Vor einem großen Walde wohnte ein Holzhacker mit seiner Frau und seinen zwei Kindern, die hießen Hänsel und Gretel. Er konnte das tägliche Brot nicht mehr schaffen. Seine Frau wollte die Kinder allein in dem Wald lassen. Die zwei Kinder waren noch nicht eingeschlafen und hatten gehört, was die Frau machen wollte. Als der Vater und die Mutter eingeschlafen waren, stand Hänsel auf und ging nach außen. Da schien der Mond ganz hell und die weißen Kieselsteine glänzten wie lauter Batzen. Er steckte viele Kieselsteine in sein Rocktäschlein und ging wieder schlafen.

Morgen brachten die Alten die Kinder in den Wald. Als sie ein Weilchen gegangen waren, ließ er die Kieselsteine gefallen. Dann ließen die Alten die Kinder vor einem Feuer im Wald und sie fuhren nach Hause. Als der Mond aufgestiegen war, gingen Hänsel und Gretel den Kieselsteinen auf den Weg nach Hause.Als der Vater seine zwei Kinder sah, freute er sich sehr.

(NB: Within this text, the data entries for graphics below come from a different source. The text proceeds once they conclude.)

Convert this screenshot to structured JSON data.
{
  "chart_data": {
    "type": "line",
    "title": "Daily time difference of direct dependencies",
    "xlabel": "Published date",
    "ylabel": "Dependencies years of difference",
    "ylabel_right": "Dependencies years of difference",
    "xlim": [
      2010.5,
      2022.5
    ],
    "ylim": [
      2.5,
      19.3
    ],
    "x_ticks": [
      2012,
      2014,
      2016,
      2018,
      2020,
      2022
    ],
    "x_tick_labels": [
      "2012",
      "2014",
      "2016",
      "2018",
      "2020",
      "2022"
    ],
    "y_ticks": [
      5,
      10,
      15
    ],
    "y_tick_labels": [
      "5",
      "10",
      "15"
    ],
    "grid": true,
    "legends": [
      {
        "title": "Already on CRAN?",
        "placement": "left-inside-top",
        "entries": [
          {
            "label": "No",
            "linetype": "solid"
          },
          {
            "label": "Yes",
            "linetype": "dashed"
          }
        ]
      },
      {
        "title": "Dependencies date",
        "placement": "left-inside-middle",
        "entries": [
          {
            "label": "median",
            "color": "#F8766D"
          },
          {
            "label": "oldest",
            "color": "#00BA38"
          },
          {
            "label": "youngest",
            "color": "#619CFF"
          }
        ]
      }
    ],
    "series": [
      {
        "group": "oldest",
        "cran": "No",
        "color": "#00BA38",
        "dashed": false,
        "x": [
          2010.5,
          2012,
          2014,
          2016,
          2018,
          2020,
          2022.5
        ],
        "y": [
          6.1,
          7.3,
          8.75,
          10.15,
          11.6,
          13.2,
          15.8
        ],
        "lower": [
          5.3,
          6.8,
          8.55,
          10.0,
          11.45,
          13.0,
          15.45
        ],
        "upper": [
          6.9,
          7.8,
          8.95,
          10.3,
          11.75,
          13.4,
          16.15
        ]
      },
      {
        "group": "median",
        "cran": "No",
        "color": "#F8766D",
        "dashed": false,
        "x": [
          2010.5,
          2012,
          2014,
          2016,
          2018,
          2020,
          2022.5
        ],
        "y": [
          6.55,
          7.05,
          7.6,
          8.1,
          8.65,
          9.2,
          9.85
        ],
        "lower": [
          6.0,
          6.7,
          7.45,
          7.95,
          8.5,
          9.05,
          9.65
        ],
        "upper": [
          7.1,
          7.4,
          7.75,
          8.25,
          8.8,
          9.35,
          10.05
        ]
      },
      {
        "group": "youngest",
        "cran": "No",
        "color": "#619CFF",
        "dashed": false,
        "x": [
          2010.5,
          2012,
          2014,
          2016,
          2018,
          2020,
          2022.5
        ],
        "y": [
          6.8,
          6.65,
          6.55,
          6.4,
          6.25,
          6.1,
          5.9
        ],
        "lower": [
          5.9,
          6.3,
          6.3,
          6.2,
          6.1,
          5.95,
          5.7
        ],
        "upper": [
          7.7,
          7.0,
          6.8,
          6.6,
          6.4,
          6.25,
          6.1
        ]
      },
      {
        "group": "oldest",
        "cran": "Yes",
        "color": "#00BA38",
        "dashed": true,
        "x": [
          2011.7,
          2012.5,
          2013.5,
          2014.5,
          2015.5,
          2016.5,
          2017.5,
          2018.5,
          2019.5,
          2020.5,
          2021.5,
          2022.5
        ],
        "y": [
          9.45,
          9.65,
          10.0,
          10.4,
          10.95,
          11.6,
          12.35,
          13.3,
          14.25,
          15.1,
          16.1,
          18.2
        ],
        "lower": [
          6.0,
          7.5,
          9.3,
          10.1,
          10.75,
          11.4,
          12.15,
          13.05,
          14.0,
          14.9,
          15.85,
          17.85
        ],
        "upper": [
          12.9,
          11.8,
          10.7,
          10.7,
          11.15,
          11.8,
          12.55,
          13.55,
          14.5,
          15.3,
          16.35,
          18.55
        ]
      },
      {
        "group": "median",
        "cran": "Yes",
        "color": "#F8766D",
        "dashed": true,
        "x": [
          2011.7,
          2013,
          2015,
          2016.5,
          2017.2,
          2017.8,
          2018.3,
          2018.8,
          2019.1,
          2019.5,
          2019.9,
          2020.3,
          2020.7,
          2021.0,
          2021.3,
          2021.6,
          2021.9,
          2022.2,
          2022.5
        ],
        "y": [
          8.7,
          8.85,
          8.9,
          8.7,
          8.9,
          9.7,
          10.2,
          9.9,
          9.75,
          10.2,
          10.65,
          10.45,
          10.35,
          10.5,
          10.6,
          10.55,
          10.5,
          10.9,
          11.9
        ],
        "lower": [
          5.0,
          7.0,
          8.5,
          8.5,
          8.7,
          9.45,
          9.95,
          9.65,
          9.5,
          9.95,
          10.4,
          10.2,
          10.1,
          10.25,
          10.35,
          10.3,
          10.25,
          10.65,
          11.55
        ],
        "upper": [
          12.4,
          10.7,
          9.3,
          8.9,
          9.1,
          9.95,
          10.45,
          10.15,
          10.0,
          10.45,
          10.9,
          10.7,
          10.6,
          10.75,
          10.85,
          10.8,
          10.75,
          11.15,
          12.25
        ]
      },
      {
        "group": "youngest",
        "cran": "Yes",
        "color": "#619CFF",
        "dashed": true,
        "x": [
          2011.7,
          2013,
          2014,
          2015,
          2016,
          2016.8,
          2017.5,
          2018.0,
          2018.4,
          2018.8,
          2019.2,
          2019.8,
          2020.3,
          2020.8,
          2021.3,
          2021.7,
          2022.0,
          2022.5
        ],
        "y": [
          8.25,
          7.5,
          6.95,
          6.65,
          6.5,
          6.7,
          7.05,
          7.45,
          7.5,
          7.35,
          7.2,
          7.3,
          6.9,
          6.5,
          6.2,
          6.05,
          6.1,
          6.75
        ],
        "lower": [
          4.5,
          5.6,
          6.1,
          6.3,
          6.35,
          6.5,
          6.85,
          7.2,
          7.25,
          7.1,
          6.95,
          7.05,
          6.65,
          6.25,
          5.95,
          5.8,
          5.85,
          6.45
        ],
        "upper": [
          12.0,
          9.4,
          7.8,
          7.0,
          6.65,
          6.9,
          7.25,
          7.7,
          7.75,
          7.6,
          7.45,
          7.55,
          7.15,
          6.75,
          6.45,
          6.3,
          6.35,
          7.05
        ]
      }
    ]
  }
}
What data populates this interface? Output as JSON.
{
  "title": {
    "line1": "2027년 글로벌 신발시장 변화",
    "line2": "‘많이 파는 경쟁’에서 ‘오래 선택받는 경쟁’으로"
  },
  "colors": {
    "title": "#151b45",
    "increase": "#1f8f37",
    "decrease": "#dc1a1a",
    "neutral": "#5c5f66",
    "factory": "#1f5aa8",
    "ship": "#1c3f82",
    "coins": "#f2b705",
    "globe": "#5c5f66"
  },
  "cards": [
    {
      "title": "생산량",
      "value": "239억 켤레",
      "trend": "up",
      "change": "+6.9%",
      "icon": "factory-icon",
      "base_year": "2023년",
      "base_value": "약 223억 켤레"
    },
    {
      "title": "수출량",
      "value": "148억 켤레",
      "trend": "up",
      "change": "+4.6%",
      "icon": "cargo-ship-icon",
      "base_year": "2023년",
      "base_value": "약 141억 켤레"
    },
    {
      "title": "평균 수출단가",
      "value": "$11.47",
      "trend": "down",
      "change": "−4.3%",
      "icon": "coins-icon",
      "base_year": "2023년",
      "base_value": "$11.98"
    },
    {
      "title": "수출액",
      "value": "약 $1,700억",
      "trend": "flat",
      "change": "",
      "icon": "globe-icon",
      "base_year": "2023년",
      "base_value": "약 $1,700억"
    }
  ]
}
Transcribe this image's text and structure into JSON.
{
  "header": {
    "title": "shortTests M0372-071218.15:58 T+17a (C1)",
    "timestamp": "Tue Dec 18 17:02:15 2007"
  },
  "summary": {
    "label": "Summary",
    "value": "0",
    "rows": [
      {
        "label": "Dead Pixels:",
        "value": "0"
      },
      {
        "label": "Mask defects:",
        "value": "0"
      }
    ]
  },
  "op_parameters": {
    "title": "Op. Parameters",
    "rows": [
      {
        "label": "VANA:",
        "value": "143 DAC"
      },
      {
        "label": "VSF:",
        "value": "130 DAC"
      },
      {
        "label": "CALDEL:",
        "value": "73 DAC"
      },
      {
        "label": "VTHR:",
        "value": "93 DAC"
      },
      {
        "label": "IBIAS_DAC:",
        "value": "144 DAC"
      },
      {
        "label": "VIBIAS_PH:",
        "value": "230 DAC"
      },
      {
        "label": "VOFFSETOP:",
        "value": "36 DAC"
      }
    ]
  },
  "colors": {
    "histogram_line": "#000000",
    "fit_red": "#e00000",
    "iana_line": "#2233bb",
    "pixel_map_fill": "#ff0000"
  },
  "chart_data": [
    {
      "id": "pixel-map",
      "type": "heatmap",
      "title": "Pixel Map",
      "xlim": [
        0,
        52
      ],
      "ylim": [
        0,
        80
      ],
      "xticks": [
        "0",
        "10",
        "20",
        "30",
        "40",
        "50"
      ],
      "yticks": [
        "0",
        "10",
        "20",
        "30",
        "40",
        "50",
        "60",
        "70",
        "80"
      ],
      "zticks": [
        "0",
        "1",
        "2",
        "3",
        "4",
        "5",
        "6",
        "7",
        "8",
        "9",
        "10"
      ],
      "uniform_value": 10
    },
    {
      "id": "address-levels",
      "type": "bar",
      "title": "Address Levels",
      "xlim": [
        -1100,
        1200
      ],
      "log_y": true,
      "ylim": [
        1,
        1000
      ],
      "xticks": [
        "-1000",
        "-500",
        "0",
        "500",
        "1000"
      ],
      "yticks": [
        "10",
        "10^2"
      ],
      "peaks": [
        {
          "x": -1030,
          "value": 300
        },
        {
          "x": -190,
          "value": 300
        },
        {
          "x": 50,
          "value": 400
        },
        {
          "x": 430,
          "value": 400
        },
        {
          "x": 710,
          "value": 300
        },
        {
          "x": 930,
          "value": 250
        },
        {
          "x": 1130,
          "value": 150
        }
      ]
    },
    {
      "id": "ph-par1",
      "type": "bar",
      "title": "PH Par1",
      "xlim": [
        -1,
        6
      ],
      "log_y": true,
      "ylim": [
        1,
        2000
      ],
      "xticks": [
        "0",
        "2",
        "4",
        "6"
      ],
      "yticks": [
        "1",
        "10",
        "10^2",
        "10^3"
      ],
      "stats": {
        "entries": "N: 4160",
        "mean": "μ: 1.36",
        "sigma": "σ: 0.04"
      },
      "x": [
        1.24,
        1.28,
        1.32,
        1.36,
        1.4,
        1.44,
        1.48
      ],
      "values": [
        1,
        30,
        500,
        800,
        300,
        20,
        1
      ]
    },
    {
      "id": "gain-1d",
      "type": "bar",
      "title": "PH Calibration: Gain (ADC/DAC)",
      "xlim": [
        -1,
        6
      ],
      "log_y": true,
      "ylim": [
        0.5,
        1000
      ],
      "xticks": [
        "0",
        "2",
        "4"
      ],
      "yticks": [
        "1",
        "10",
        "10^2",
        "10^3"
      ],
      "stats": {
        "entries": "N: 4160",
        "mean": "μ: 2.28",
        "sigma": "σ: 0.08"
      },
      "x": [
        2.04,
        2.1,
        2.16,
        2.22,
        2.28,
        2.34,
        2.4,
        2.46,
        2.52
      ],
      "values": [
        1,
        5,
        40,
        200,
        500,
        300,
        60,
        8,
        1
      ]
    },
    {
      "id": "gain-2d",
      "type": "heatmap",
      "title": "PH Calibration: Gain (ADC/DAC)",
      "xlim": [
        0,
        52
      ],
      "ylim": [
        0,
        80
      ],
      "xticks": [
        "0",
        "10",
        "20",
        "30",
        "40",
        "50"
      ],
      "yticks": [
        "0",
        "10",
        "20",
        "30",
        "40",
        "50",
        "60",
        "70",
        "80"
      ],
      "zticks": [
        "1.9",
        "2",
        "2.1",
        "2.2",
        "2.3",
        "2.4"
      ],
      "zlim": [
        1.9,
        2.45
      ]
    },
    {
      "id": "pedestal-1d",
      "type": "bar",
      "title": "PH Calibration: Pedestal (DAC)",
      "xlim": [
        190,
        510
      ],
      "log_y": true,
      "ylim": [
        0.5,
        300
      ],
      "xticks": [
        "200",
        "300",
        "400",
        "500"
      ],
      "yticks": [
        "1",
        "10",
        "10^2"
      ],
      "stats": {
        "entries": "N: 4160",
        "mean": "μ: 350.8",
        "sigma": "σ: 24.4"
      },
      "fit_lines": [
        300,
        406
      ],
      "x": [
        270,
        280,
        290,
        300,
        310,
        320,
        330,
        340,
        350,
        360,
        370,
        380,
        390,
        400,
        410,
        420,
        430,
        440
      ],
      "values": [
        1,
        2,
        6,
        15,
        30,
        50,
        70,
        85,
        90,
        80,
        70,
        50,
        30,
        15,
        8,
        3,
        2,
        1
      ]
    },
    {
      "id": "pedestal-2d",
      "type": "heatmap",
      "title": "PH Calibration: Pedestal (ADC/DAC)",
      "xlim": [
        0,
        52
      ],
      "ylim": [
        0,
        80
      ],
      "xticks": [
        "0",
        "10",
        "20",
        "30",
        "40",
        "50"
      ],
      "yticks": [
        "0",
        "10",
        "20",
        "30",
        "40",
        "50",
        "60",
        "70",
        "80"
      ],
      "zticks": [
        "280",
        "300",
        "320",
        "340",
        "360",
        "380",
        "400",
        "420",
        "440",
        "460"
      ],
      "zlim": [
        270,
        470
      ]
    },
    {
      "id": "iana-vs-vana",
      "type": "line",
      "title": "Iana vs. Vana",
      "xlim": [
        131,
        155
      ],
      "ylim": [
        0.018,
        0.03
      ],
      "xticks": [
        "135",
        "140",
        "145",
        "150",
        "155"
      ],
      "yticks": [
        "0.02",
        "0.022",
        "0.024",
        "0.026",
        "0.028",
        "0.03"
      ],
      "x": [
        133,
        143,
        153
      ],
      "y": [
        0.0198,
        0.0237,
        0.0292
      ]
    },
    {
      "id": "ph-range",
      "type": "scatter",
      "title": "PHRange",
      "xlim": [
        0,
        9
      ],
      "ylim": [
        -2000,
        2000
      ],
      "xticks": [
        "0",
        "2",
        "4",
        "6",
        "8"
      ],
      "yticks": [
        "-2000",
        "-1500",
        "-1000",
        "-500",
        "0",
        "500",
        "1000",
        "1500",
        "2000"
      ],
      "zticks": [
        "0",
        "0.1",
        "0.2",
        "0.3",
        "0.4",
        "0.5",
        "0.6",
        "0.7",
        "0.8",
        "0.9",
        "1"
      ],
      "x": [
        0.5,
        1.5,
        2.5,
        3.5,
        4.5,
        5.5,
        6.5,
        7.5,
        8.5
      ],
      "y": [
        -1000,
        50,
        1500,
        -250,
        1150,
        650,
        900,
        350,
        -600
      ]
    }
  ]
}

Die Frau war nicht zufrieden und wollte noch die Kinder im Wald lassen. Die Kinder hatten sie noch gehört. Auf dem Weg ließen sie Bröcklein auf die Erde fallen. Die Alten ließen Hänsel und Gretel noch einmal im Wald und fuhren nach Hause. Später suchten die Kinder den Weg aber fanden ihn nicht. Die Vögel hatten das Brot gegessen. Sie suchten trotzdem den Weg und fanden ein Haus aus Brot und Kuchen. Sie wollten es essen, aber eine Frau kam. Sie packte Hänsel und trug ihn in einen Stall. Sie wollte Hänsel essen. Gretel musste für ihren Bruder kochen.

Später hatte die Frau genug! Als die Hexe den Kopf in den Backofen steckte, gab ihr Gretel einen Stoß und machte die eiserne Tür zu und schob den Riegel vor. Die Hexe starb auf der Stelle und Gretel öffnete Hänsels Ställchen. Dann fuhren sie in den Wald und sie gelangten an ein großes Wasser. Danach trafen sie ihren Vater. Sie waren sehr zufrieden und sie lebten in lauter Freude zusammen.